The depreciation of the yen not only affects Japan's domestic economy, but also has spillover effects on global financial markets:

1. Carry Trade is Back in Style

Investors borrow low-cost yen funds to invest in higher-yielding assets such as U.S. Treasuries, emerging market bonds and commodities.

2. Asian foreign exchange markets are under pressure

Regional currencies such as the Korean won, Thai baht, and New Taiwan dollar were also dragged down by the weakness of the yen and depreciated to varying degrees.

3. Foreign capital flows into the Japanese stock market

The depreciation of the yen is beneficial to export-oriented companies, and the Tokyo Stock Exchange (TOPIX) hit its highest point in more than 30 years.

Market impact Phenomenon expected
Arbitrage Trading The scale of yen financing arbitrage has expanded Q4 may reach $1.5 trillion
Asian currencies Regional currencies generally weakened Pressure continues during the year
Japanese stock market Export sector performs strongly TOPIX is expected to hit 2,700 points

5. Investor Strategy Recommendations (Neutral Analysis)

Investment Type Strategic Recommendations Risk Warning
Forex investors You can consider going long on USD/JPY, but you need to pay attention to the risk of official intervention The Ministry of Finance may intervene in the market at any time
stock investors Allocate to Japan's export sector, automobile and semiconductor industry chains Exchange rate fluctuations may lead to short-term adjustments
bond investors Use Japanese Yen financing to arbitrage US Treasury bonds or high-yield bonds Beware of the risk of a reversal in the global interest rate cycle

6. Future Outlook: Will the yen’s depreciation cycle continue?

Analysts generally believe that the yen's weakness is likely to continue unless the Bank of Japan changes its policy stance before 2026 .
The Fed's high interest rate environment coupled with weak inflation in Japan means that the interest rate differential structure will suppress the yen for a long time.

However, the Japanese Ministry of Finance has already released an intervention signal and may directly intervene in the market if the yen falls below 160.

🔗Japan 's Ministry of Finance's Exchange Rate Policy Statement


📊 Summary

The Bank of Japan once again chose to "go against the trend" and continue to maintain an ultra-loose monetary policy.
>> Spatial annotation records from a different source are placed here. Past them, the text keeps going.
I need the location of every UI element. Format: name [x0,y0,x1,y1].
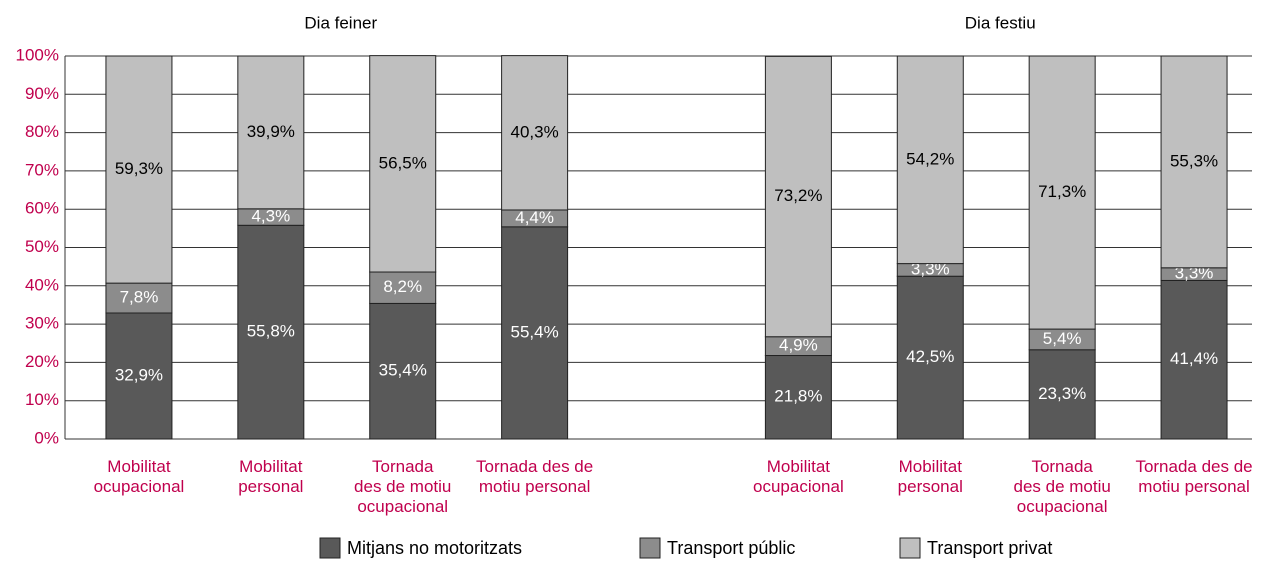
data-label: 55,3% [1170,151,1218,170]
bar-segment [764,55,832,338]
bar-segment [1160,279,1228,440]
data-label: 23,3% [1038,384,1086,403]
data-label: 3,3% [911,259,950,278]
x-tick-label: Tornada des de motiu ocupacional [1013,457,1111,516]
data-label: 4,9% [779,336,818,355]
data-label: 39,9% [247,122,295,141]
y-tick-label: 80% [25,122,59,141]
data-label: 4,4% [515,208,554,227]
x-tick-label: Tornada des de motiu ocupacional [354,457,452,516]
data-label: 35,4% [379,361,427,380]
data-label: 40,3% [511,122,559,141]
data-label: 73,2% [774,186,822,205]
data-label: 41,4% [1170,349,1218,368]
bar-segment [764,355,832,440]
data-label: 3,3% [1175,264,1214,283]
bar-segment [237,55,305,210]
y-tick-label: 40% [25,275,59,294]
bar-segment [501,55,569,211]
data-label: 56,5% [379,153,427,172]
data-label: 71,3% [1038,182,1086,201]
bar-segment [237,224,305,440]
data-label: 7,8% [120,288,159,307]
bar-segment [1160,55,1228,269]
bar-segment [105,282,173,314]
y-tick-label: 70% [25,160,59,179]
x-tick-label: Mobilitat ocupacional [93,457,185,496]
bar-segment [501,226,569,440]
data-label: 32,9% [115,365,163,384]
legend-label: Transport privat [927,538,1052,558]
y-tick-label: 0% [34,428,59,447]
data-label: 21,8% [774,387,822,406]
bar-segment [1028,349,1096,440]
y-tick-label: 100% [16,45,59,64]
y-tick-label: 30% [25,314,59,333]
y-tick-label: 60% [25,199,59,218]
bar-segment [105,55,173,284]
y-tick-label: 10% [25,390,59,409]
y-tick-label: 90% [25,84,59,103]
data-label: 54,2% [906,149,954,168]
x-tick-label: Mobilitat ocupacional [753,457,844,496]
bar-segment [896,55,964,265]
data-label: 5,4% [1043,329,1082,348]
bar-segment [1028,55,1096,330]
legend-swatch [639,537,661,559]
y-tick-label: 20% [25,352,59,371]
x-tick-label: Tornada des de motiu personal [1135,457,1253,496]
x-tick-label: Mobilitat personal [238,457,304,496]
group-title: Dia festiu [965,13,1036,32]
data-label: 55,8% [247,322,295,341]
bar-segment [105,312,173,440]
legend-swatch [899,537,921,559]
legend-label: Mitjans no motoritzats [347,538,522,558]
x-tick-label: Tornada des de motiu personal [476,457,594,496]
group-title: Dia feiner [304,13,377,32]
legend-swatch [319,537,341,559]
bar-segment [369,271,437,304]
bar-segment [369,302,437,440]
data-label: 42,5% [906,347,954,366]
y-tick-label: 50% [25,237,59,256]
bar-segment [369,55,437,273]
data-label: 8,2% [383,277,422,296]
data-label: 4,3% [251,207,290,226]
x-tick-label: Mobilitat personal [897,457,963,496]
data-label: 55,4% [511,322,559,341]
legend-label: Transport públic [667,538,795,558]
data-label: 59,3% [115,159,163,178]
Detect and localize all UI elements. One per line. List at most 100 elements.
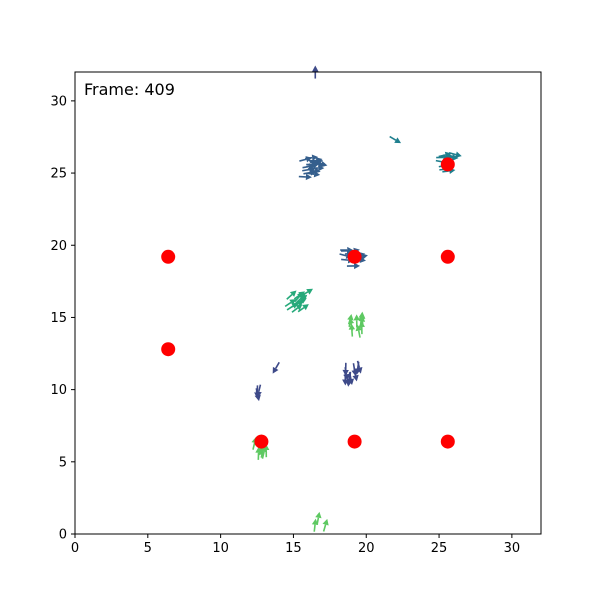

Although this has bought breathing space for the domestic economy, it has also put the yen under historic depreciation pressure.
Global capital is reassessing foreign exchange risks and arbitrage opportunities, and volatility in Asian financial markets may rise further.

As the global interest rate hike cycle draws to a close, Japan's "lonely easing" has become one of the most closely watched variables in the money market.